Against the opposite wail, instruments and equipment are piled on a wide table. Chromatographs, microscopes, large crystallization jars, an incubator, and an apparatus I've never seen before, built like a big plastic box with glass on the front. Underneath the table there's a generator and more wooden crates like the ones burning in the barrel. Nowadays everything goes in and out of style, even laboratory equipment, and these instruments remind me of the seventies. Everything is covered with a layer of gray ice. They must have been left behind in '66 or '91.

Tørk places his hand on the plastic box. "Electrophoresis. To separate and analyze proteins. Loyen brought it along in '66. When they still thought they were dealing with some form of organic life."

He gives a small nod. Everything he does is pervaded with the knowledge that these small signs and gestures are enough to make the rest of the world fall into place. Verlaine is standing at a tall worktable with a dissecting microscope. He adjusts it for me, the ocular on 10 and the objective on 20. He moves a gas lamp closer.

"We're in the process of thawing out the generator." At first I don't see a thing. Then I adjust the focus and see a coconut. "Cyclops marinus," says Tørk. "Water flea. It or its relatives are found everywhere, in all the oceans of the globe. The threads are organs of equilibrium. We've given it a little hydrochloric acid; that's why it's so still. Try looking at the back of the body. What do you see?"

I don't see anything. He takes over the microscope, moving the petri dish under it and adjusting the focus again.

"The digestive system," I say. "The intestines."

"Those aren't intestines. That's a worm."

Now I see it. The intestines and stomach form a dark field along the underside of the animal. The long bright channel goes up along its back.

"The primary group is Phylum nematoda, roundworm, and it belongs to the subclass Dracunculoidea. Its name is Dracunculus borealis, the Arctic worm. Known and described since at least the Middle Ages. A large parasite. Found in whales, seals, and dolphins; it penetrates the musculature from the intestines. The males and females mate, the male dies, and the female wanders to the subcutis, where it forms a nodule as big as a child's fist.
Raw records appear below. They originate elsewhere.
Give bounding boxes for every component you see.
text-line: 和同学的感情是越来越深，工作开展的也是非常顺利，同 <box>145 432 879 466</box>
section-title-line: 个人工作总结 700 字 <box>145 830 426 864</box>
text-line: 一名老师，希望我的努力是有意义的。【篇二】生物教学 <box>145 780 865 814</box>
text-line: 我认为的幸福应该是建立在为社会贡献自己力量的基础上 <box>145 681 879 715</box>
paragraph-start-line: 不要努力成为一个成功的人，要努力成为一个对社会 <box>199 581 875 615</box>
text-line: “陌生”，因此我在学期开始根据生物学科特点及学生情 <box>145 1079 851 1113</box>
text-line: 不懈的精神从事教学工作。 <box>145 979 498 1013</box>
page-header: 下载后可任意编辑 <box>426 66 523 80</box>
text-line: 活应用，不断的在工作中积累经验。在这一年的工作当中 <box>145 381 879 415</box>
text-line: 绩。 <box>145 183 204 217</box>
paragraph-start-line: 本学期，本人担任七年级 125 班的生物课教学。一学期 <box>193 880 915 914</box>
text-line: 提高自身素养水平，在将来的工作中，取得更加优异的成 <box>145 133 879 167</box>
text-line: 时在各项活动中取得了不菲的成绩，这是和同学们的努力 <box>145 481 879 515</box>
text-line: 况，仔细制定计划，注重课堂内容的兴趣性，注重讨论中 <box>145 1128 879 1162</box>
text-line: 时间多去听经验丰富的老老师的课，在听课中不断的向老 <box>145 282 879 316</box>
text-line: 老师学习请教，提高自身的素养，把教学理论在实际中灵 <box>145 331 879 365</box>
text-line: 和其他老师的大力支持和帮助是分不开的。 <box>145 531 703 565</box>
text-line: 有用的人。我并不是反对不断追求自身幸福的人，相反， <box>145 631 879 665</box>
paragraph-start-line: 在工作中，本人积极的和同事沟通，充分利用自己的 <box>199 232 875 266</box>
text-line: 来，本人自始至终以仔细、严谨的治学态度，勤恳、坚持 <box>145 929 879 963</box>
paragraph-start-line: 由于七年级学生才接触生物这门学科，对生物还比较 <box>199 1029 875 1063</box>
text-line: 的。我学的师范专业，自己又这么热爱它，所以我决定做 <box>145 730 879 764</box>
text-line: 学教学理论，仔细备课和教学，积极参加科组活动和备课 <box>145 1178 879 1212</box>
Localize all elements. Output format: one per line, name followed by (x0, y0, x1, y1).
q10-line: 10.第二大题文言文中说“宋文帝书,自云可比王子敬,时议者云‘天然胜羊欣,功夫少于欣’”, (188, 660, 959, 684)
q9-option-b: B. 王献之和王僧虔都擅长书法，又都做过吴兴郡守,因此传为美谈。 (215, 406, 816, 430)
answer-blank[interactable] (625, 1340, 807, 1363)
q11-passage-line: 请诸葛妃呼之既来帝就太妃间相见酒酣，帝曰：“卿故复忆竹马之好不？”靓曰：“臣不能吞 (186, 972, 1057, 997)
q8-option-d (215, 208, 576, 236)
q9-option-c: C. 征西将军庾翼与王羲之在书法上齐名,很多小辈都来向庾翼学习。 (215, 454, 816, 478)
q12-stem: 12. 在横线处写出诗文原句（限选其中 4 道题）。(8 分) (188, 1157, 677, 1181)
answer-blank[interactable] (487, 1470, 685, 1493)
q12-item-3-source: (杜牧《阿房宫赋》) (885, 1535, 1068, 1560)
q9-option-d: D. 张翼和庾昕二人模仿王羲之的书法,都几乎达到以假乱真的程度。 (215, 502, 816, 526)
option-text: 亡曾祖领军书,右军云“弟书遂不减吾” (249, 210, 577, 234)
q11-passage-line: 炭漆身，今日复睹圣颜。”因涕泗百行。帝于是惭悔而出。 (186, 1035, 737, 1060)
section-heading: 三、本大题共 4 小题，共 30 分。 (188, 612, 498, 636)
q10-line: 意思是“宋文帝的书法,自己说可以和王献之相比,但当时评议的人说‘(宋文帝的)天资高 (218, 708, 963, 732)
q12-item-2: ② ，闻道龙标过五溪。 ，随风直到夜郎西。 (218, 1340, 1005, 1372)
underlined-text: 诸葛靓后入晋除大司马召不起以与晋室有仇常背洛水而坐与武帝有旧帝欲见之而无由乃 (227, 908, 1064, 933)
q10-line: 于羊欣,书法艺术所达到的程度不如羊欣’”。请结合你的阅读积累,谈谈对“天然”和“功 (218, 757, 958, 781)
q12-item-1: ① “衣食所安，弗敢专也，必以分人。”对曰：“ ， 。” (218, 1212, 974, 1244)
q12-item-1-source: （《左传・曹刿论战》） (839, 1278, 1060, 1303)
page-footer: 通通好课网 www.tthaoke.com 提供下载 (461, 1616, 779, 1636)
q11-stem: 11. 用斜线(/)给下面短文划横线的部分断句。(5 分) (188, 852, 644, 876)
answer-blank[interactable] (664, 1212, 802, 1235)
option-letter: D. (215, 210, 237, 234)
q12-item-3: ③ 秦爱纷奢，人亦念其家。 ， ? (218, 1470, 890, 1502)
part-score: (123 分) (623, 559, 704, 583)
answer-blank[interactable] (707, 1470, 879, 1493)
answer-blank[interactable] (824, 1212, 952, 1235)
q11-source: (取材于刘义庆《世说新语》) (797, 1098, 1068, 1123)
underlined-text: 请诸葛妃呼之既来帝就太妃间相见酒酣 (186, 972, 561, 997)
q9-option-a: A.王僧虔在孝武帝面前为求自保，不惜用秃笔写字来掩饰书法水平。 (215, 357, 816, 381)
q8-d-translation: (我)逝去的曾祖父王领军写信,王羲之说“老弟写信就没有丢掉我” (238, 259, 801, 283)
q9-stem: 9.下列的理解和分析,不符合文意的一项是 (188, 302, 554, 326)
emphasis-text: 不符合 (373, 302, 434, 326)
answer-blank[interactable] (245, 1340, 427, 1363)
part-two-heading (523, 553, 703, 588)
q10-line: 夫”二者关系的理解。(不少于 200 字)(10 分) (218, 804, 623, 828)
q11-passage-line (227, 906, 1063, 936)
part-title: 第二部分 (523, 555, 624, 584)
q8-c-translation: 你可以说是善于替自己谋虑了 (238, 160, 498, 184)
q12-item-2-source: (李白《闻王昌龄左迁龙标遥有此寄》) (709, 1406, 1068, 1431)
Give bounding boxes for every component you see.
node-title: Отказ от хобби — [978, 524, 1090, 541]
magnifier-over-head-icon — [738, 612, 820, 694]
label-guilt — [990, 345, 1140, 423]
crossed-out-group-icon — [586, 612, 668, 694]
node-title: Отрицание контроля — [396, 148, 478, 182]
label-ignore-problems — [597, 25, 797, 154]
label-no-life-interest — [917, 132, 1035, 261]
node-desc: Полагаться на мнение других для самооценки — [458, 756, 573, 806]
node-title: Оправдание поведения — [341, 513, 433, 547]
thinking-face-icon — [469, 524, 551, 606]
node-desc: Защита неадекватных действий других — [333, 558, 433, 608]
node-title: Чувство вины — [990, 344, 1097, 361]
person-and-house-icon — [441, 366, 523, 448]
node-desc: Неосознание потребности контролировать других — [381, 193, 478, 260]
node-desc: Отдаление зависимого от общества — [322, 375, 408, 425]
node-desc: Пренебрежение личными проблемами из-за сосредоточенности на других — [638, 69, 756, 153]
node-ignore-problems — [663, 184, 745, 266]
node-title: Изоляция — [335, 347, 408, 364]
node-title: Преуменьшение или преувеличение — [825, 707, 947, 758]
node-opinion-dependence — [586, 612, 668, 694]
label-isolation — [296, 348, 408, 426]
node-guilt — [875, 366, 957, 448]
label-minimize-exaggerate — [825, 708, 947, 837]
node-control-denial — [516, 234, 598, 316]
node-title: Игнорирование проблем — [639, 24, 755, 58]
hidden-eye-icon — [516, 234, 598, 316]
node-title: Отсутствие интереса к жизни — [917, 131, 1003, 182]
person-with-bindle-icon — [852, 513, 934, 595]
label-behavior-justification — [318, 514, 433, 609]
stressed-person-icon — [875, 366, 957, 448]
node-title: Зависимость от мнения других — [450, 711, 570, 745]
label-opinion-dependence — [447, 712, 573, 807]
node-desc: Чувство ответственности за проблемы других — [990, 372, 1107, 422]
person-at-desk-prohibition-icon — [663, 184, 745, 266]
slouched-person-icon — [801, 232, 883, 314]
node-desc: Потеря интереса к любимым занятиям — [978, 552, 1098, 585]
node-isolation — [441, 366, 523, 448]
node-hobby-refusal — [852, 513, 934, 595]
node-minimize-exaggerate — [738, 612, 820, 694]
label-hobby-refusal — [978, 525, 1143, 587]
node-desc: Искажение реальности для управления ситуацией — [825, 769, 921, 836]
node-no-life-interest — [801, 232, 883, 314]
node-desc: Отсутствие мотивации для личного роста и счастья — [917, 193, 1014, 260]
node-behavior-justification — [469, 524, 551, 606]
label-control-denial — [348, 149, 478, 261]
When the mature worm senses that there are Cyclops in the surrounding water, it perforates the skin and releases millions of small living larvae into the sea, where they're eaten by the water fleas, forming what is called a host, a place where the worms can go through a process of development lasting several weeks. When the flea, via seawater, gets into the mouth cavity or intestines of a larger mammal, it disintegrates and the larva gets out and bores into this new and larger host. There it matures, mates, makes it way to the subcutis, and completes the cycle. Apparently neither the water flea nor the mammal suffers any harm from it. One of the world's most well adapted parasites. Have you ever wondered what prevents parasites from spreading?"

Verlaine puts on more wood and pulls the generator over to the fire. The radiant heat burns one side of my body; the other is cold. There's no proper ventilation. The smoke is suffocating. They must be in a hurry.

"Some kind of obstruction is what always stops the parasites. Take, for instance, the Guinea worm, which is the closest relative of the Arctic worm. It's dependent on heat and stagnant water. It's found wherever people are dependent on surface water."

"Such as on the border between Burma, Laos, and Cambodia," I say. "For instance, in Chiang Rai."